David Galenson, University of Chicago economics professor
Is Richard Hamilton‘s 1956 Just What Is It That Makes Today’s Homes So Different, So Appealing?
(click and scroll down) the fourth-greatest artwork of the 20th century? Somehow, I doubt even the artist would make that claim.
David Galenson‘s ranking
of the importance of this and other 20th-century landmarks according to how many times
they were illustrated in “33 textbooks he found” is so dead-on-arrival
that it would be beneath notice, except that
Patricia Cohen did notice it in her piece in today’s NY Times—A Textbook Example of Ranking Artworks. (The above quote about the “found” textbooks comes from that article.)
Inquiring skeptics want to know:
—What “textbooks” did Galenson choose? (Coffee-table compendiums or works of serious scholarship?)
—Where did he “find” them? (In the local middle-school library?

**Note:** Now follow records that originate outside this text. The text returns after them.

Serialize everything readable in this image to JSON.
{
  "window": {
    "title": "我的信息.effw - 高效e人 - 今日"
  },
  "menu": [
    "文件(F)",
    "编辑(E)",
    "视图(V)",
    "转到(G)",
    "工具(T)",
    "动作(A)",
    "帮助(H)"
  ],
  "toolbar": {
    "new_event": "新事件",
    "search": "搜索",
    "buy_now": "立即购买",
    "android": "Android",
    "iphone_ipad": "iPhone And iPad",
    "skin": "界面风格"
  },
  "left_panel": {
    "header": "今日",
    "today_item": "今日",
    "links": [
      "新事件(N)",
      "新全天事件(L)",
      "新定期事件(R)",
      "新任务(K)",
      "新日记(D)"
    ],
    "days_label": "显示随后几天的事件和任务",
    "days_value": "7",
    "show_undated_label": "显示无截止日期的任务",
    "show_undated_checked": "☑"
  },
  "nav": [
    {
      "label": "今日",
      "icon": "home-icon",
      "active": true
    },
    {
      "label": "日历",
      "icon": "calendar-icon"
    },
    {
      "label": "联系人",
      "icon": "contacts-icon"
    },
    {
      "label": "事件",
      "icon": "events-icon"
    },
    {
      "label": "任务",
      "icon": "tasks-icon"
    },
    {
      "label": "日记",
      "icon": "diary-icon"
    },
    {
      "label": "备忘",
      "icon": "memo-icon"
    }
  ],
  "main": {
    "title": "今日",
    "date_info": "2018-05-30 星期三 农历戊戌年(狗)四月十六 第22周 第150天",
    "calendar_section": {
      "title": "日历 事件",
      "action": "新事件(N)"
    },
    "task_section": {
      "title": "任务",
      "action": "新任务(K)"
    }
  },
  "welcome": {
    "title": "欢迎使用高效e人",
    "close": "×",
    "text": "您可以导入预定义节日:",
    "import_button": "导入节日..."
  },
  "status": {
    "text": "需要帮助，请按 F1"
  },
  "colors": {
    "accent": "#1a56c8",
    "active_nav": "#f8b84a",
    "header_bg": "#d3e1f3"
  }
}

In the pile on the floor of his office, above?)
—Must illustrations be in color to be counted?
—Does size matter?
—Does it matter that virtually no serious art critics, art historians or art lovers will take this analysis seriously?
Cohen cites beer-dumping expert Don Thompson as an authority who seconded the notion that illustration-counting is a valid gauge of artistic importance. Charles Gray, co-author of “The Economics of Art and Culture,” chimes in with this:
We all want to believe there is something special about the arts, but I
don’t buy that there is a difference between artistic and economic
value.
The most depressing symptom of the present era is the
upgrading [in price] of journeyman painters. It was due to the plain impossibility
for a private individual to obtain works by more inspired masters.
For the last word on artist rankings and on any other subject that he chooses to address during his forced retirement, let’s go to John Elderfield, as Cohen wisely did.
On the significance of frequent illustration in text books, he
commented that the Galenson Top 10 “seem to be milestones, and that’s fair enough.” But to
call them the greatest or most important
works of the 20th century is, Elderfield scoffed, “frankly…preposterous.” The
Museum of Modern Art’s former (as of Friday) chief curator of painting
and sculpture then proceeded to anoint his own faves, which were,
unsurprisingly, heavily weighted towards MoMA-held examples…
…proving once again that Top 10’s, purporting to rank artistic importance
or quality, are in the eyes of the beholder. The only mistake is believing that there’s got to be an empirical way to sort these things out.